Pourquoi INP est plus dur que FID
FID ne mesurait que la première interaction, souvent un simple clic sur un lien de navigation. INP mesure toutes les interactions, y compris les plus coûteuses : ouvrir un menu, filtrer une liste, taper dans un champ avec validation en temps réel. Les pires cas remontent dans la métrique. Pour passer au vert, il faut une réactivité régulière, pas juste un beau démarrage. Les patterns courants comme les filtres qui recalculent toute la liste à chaque frappe, ou les formulaires qui valident sur chaque keystroke, sortent souvent en rouge si on n'a pas pris la précaution de débouncer.
Diagnostiquer un mauvais INP
Chrome DevTools, onglet Performance, capture l'interaction et révèle les tâches longues qui la bloquent. Web Vitals Extension affiche l'INP en temps réel pendant qu'on utilise le site.
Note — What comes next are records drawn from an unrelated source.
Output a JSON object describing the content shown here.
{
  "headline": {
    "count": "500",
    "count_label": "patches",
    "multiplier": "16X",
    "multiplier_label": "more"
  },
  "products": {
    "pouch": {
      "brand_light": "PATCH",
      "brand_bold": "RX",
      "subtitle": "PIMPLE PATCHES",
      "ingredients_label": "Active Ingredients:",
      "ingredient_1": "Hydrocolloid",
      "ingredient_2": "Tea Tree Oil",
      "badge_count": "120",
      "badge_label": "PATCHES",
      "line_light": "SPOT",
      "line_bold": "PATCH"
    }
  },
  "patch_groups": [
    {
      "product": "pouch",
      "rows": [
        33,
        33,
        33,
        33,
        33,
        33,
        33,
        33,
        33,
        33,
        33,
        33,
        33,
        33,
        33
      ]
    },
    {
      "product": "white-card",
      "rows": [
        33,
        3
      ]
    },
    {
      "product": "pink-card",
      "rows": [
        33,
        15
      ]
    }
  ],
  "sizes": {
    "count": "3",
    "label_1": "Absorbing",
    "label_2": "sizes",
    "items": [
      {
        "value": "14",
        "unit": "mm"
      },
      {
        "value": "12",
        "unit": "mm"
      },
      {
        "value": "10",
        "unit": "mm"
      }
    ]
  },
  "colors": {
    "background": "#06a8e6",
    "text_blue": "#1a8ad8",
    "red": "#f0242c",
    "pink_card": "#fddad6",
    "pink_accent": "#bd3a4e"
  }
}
Pour le terrain, on installe un RUM (Real User Monitoring) qui segmente par interaction, par page et par appareil, et alerte sur les régressions. L'erreur classique est de tester en local sur un MacBook puissant et de voir des INP à 50 ms : sur un Android milieu de gamme, on dépasse facilement 500 ms. Tester sur appareil réel avec throttling CPU 4x dans DevTools est indispensable.
Les leviers techniques
Réduire le JavaScript exécuté côté client : Server Components, code splitting agressif, lazy-loading des composants secondaires. Découper les tâches longues : scheduler.yield() ou requestIdleCallback pour rendre la main au navigateur entre les blocs. Déplacer les calculs lourds en web workers (parsing JSON volumineux, calculs métier, compression). Débouncer ou throttler les handlers de frappe et de scroll. Éviter les re-renders React inutiles avec memo, useMemo, useCallback. Supprimer les scripts tiers qui ne servent à rien : c'est souvent là que se cachent les pires long tasks.
Les pièges classiques
Les hooks React qui font des calculs lourds dans le rendu sans memo bloquent à chaque changement d'état. Les state managers (Redux, Zustand mal configuré) qui notifient tous les composants au moindre changement explosent l'INP. Les bibliothèques d'animation lourdes (Framer Motion, GSAP mal utilisé) bloquent le thread sur les pages chargées. Les A/B testing tools qui injectent du code synchrone à l'ouverture allongent la première interaction. Les analytics tags qui s'exécutent à chaque clic sans throttle dégradent toute la session. Auditer ces points avant de chercher des optimisations exotiques est plus rentable.
Pourquoi INP devient critique
INP capte des problèmes invisibles en LCP : une page qui s'affiche vite mais bouge mollement à chaque clic. Sur les apps interactives (dashboards, configurateurs, marketplaces), c'est devenu l'indicateur le plus parlant. Sur les sites SEO, l'impact sur le ranking pousse à le surveiller. Sur les apps B2B avec utilisation prolongée, l'impact sur la productivité utilisateur justifie l'investissement. La bonne nouvelle, c'est que les optimisations qui réduisent l'INP profitent aussi à la lisibilité du code, à la maintenabilité, et à la consommation énergétique côté client. C'est rarement un travail perdu.